Fitasy makes single-shoe purchasing commercially viable through 3D printing and spatial AI

Indianapolis-based Fitasy has announced a significant update to its on-demand footwear production platform: customers can now purchase a single shoe (left or right) at exactly half the price of a pair, directly through the company’s website.

The move targets a real and largely underserved need. People who use prosthetics, for instance, typically have no choice but to buy a full pair, paying for a shoe they will never use.

While some brick-and-mortar retailers have experimented with single-shoe sales by splitting existing pairs, the model has never been commercially viable at scale, the unsold half represents a direct loss. Fitasy sidesteps this problem entirely through on-demand, custom production: each shoe is only made when ordered, with no excess inventory to absorb.

“We are moving toward a future where ‘standard sizes’ will become obsolete,” said Yujun Wang, CEO and Co-Founder of Fitasy“Offering single-shoe purchases is a proof of concept for a scalable technology that accounts for the true diversity of human feet, one of the most complex mechanical structures of the human body. We believe the future of footwear is personalized and therefore inherently inclusive. With emerging technologies like ours, it is finally possible to do this at scale.”

What makes this possible is the combination of spatial AI and additive manufacturing. Using a smartphone and the Fitasy app, customers create a 360-degree biometric scan of their foot. The resulting data drives production of a shoe matched precisely to individual morphology: no standard sizing, no tooling, no waste.
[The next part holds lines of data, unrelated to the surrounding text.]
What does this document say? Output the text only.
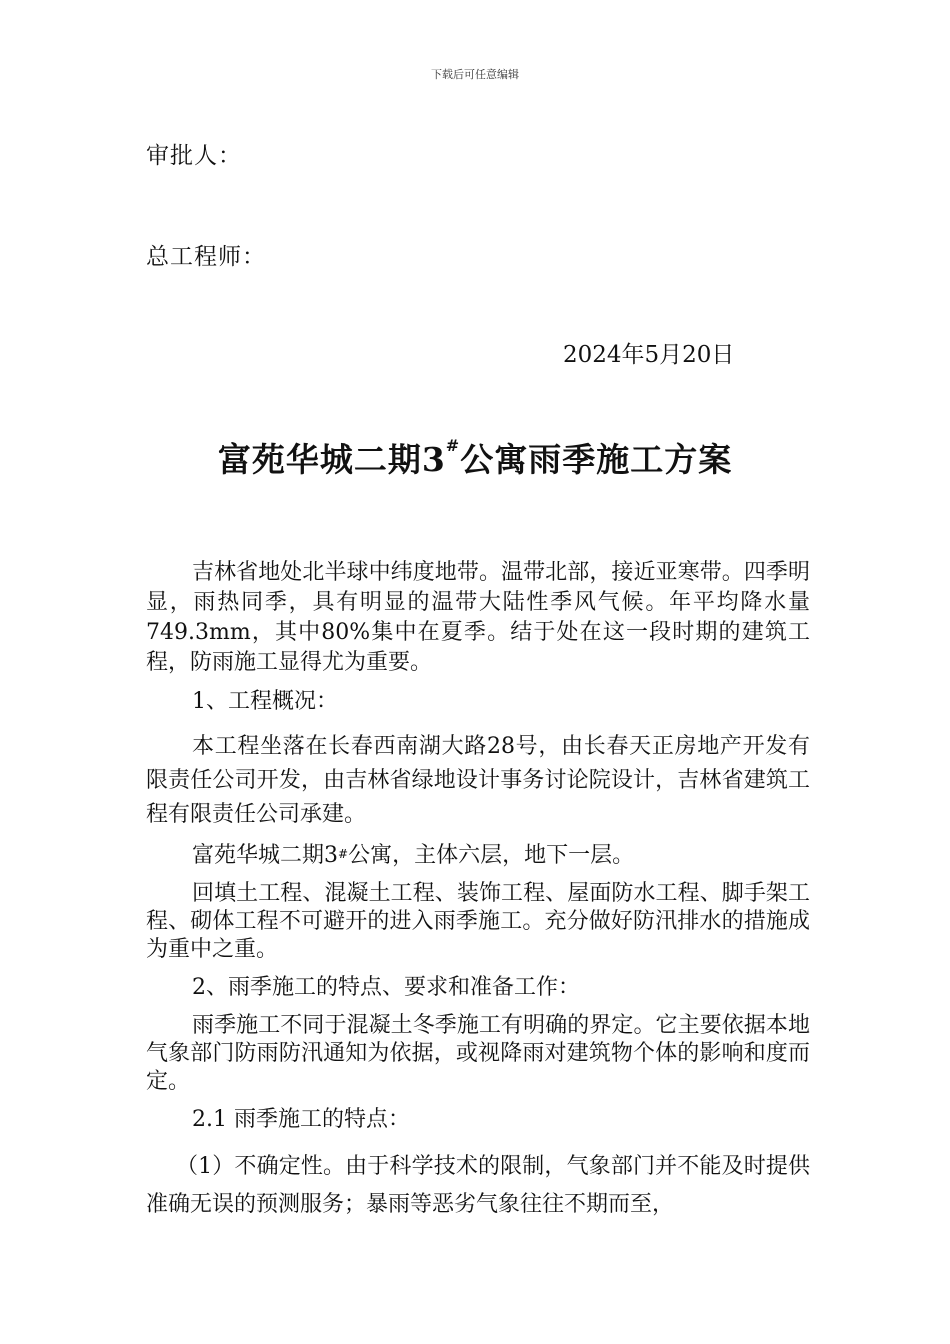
下载后可任意编辑
审批人：
总工程师：
2024年5月20日
富苑华城二期3#公寓雨季施工方案

吉林省地处北半球中纬度地带。温带北部，接近亚寒带。四季明显，雨热同季，具有明显的温带大陆性季风气候。年平均降水量749.3mm，其中80%集中在夏季。结于处在这一段时期的建筑工程，防雨施工显得尤为重要。

1、工程概况：

本工程坐落在长春西南湖大路28号，由长春天正房地产开发有限责任公司开发，由吉林省绿地设计事务讨论院设计，吉林省建筑工程有限责任公司承建。

富苑华城二期3#公寓，主体六层，地下一层。

回填土工程、混凝土工程、装饰工程、屋面防水工程、脚手架工程、砌体工程不可避开的进入雨季施工。充分做好防汛排水的措施成为重中之重。

2、雨季施工的特点、要求和准备工作：

雨季施工不同于混凝土冬季施工有明确的界定。它主要依据本地气象部门防雨防汛通知为依据，或视降雨对建筑物个体的影响和度而定。

2.1 雨季施工的特点：

（1）不确定性。由于科学技术的限制，气象部门并不能及时提供准确无误的预测服务；暴雨等恶劣气象往往不期而至，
The company’s patent-pending process bypasses the constraints of traditional manufacturing lines that have dictated footwear design since the 19th century.

The initiative was inspired by Stef Reid, MBE, World Champion and Paralympian, who has long campaigned for the footwear industry to address the needs of people who require only one shoe.

Beyond its inclusion angle, the announcement emphasizes the importance of on-demand, biometric-driven additive manufacturing is beginning to make personalization technically possible and commercially rational.

For the additive manufacturing sector, Fitasy’s model is another example of how digital production workflows can unlock entirely new commercial structures.